Review Date: 2007-10-05
In the 1980s an amazing thing happened. Siberian Yupik kids, who lived on a remote island in the Bering Sea and who spoke English as a second language, won national academic competitions. Their teacher was a writer who took the teaching job in order to support his young family and writing, but the experience turned him into a dedicated teacher as well as award-winning author. The Kids from Nowhere is his story of teaching junior high and high school students in Gambell, Alaska.

George Guthridge went to Gambell to teach in 1982. His students were Siberian Yupiks, who called themselves Eskimos, who got their water from the village's tank, and who missed school to participate in the subsistence activities of their families and community. Located on the northwest corner of St. Lawrence Island, Gambell has a view of nearby Russia on the rare clear day. When he arrived, the Gambell schools had discipline as well as academic problems, and teacher turnover was very high. The school district was considering closing the high school.

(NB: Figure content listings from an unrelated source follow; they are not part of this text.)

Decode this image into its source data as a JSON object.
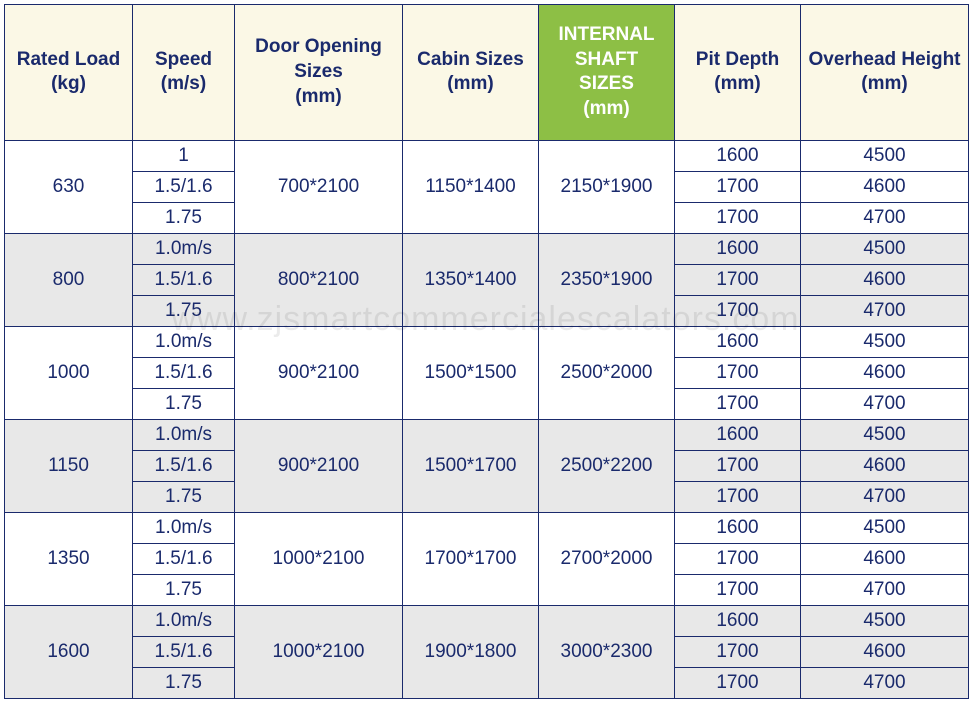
{
  "table": {
    "columns": [
      {
        "label": "Rated Load\n(kg)",
        "highlight": false
      },
      {
        "label": "Speed\n(m/s)",
        "highlight": false
      },
      {
        "label": "Door Opening\nSizes\n(mm)",
        "highlight": false
      },
      {
        "label": "Cabin Sizes\n(mm)",
        "highlight": false
      },
      {
        "label": "INTERNAL\nSHAFT\nSIZES\n(mm)",
        "highlight": true
      },
      {
        "label": "Pit Depth\n(mm)",
        "highlight": false
      },
      {
        "label": "Overhead Height\n(mm)",
        "highlight": false
      }
    ],
    "groups": [
      {
        "rated_load": "630",
        "alt": false,
        "door": "700*2100",
        "cabin": "1150*1400",
        "shaft": "2150*1900",
        "rows": [
          {
            "speed": "1",
            "pit": "1600",
            "oh": "4500"
          },
          {
            "speed": "1.5/1.6",
            "pit": "1700",
            "oh": "4600"
          },
          {
            "speed": "1.75",
            "pit": "1700",
            "oh": "4700"
          }
        ]
      },
      {
        "rated_load": "800",
        "alt": true,
        "door": "800*2100",
        "cabin": "1350*1400",
        "shaft": "2350*1900",
        "rows": [
          {
            "speed": "1.0m/s",
            "pit": "1600",
            "oh": "4500"
          },
          {
            "speed": "1.5/1.6",
            "pit": "1700",
            "oh": "4600"
          },
          {
            "speed": "1.75",
            "pit": "1700",
            "oh": "4700"
          }
        ]
      },
      {
        "rated_load": "1000",
        "alt": false,
        "door": "900*2100",
        "cabin": "1500*1500",
        "shaft": "2500*2000",
        "rows": [
          {
            "speed": "1.0m/s",
            "pit": "1600",
            "oh": "4500"
          },
          {
            "speed": "1.5/1.6",
            "pit": "1700",
            "oh": "4600"
          },
          {
            "speed": "1.75",
            "pit": "1700",
            "oh": "4700"
          }
        ]
      },
      {
        "rated_load": "1150",
        "alt": true,
        "door": "900*2100",
        "cabin": "1500*1700",
        "shaft": "2500*2200",
        "rows": [
          {
            "speed": "1.0m/s",
            "pit": "1600",
            "oh": "4500"
          },
          {
            "speed": "1.5/1.6",
            "pit": "1700",
            "oh": "4600"
          },
          {
            "speed": "1.75",
            "pit": "1700",
            "oh": "4700"
          }
        ]
      },
      {
        "rated_load": "1350",
        "alt": false,
        "door": "1000*2100",
        "cabin": "1700*1700",
        "shaft": "2700*2000",
        "rows": [
          {
            "speed": "1.0m/s",
            "pit": "1600",
            "oh": "4500"
          },
          {
            "speed": "1.5/1.6",
            "pit": "1700",
            "oh": "4600"
          },
          {
            "speed": "1.75",
            "pit": "1700",
            "oh": "4700"
          }
        ]
      },
      {
        "rated_load": "1600",
        "alt": true,
        "door": "1000*2100",
        "cabin": "1900*1800",
        "shaft": "3000*2300",
        "rows": [
          {
            "speed": "1.0m/s",
            "pit": "1600",
            "oh": "4500"
          },
          {
            "speed": "1.5/1.6",
            "pit": "1700",
            "oh": "4600"
          },
          {
            "speed": "1.75",
            "pit": "1700",
            "oh": "4700"
          }
        ]
      }
    ],
    "border_color": "#1a2a6c",
    "header_bg": "#fbf8e6",
    "highlight_bg": "#8dbf45",
    "alt_row_bg": "#e8e8e8",
    "plain_row_bg": "#ffffff",
    "text_color": "#1a2a6c",
    "font_size_header": 19,
    "font_size_cell": 19
  },
  "watermark": "www.zjsmartcommercialescalators.com"
}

Coming from the "outside"--outside of Alaska, Guthridge had much to learn. He learned about Eskimo culture, teaching methods, public school politics, and academic success. His story is also the story of the kids he coached. These kids had the typical Eskimo shyness. Guthridge learned to read the raised eye brow that meant yes, and the lowered brow that meant no. He learned to listen to the silence exchanges among the students--and the discussions in Yupik.

Guthridge was assigned to coach Future Problem Solving at the elementary, junior high, and high school levels. Initially, he did not know what Future Problem Solving was. It is a method of solving a problem set in the future, and a program to teach youth problem-solving skills. Given an assigned topic, the students were to identify at least 20 problems that could go wrong, chose one of the problems, solve it at least 20 ways, develop criteria for evaluating the solutions and then evaluate their solutions, identify the best solution, and write an essay about the solution. In competition, all this had to be done in two hours.

Guthridge's challenge was to teach assigned Future Problem Solving topics like nuclear waste and genetic engineering to students who had seen neither a tree nor an escalator. At times teaching was frustrating, very frustrating. Gradually, Guthridge began to apply the tools of writing to teaching. He developed the "what because why" format to focus on the relationships inherent in any topic. He kept repeating to the students, "Original thinking is precise thinking," and he placed emphasis on research. He ignored grade-level complexity, and he borrowed techniques from Superlearning and educational philosophers. He also had to teach competitive strategies to kids in a cooperative culture.

He also remembered that he was coaching and teaching kids for life. He sent a smelly sock home with any student who insulted another student. The kids were to participate as a team and support each other. In the end, both the junior high and high school teams won national championships.

Guthridge tells his story with grace, modesty, cultural sensitivity, and skill. He stayed in Gambell for six years. He now teaches through the University of Alaska's campus in Dillingham, Alaska, and he continues to write short stories and novels. With full respect for cultural differences, Guthridge reminds us that kids can learn--even "the kids from nowhere."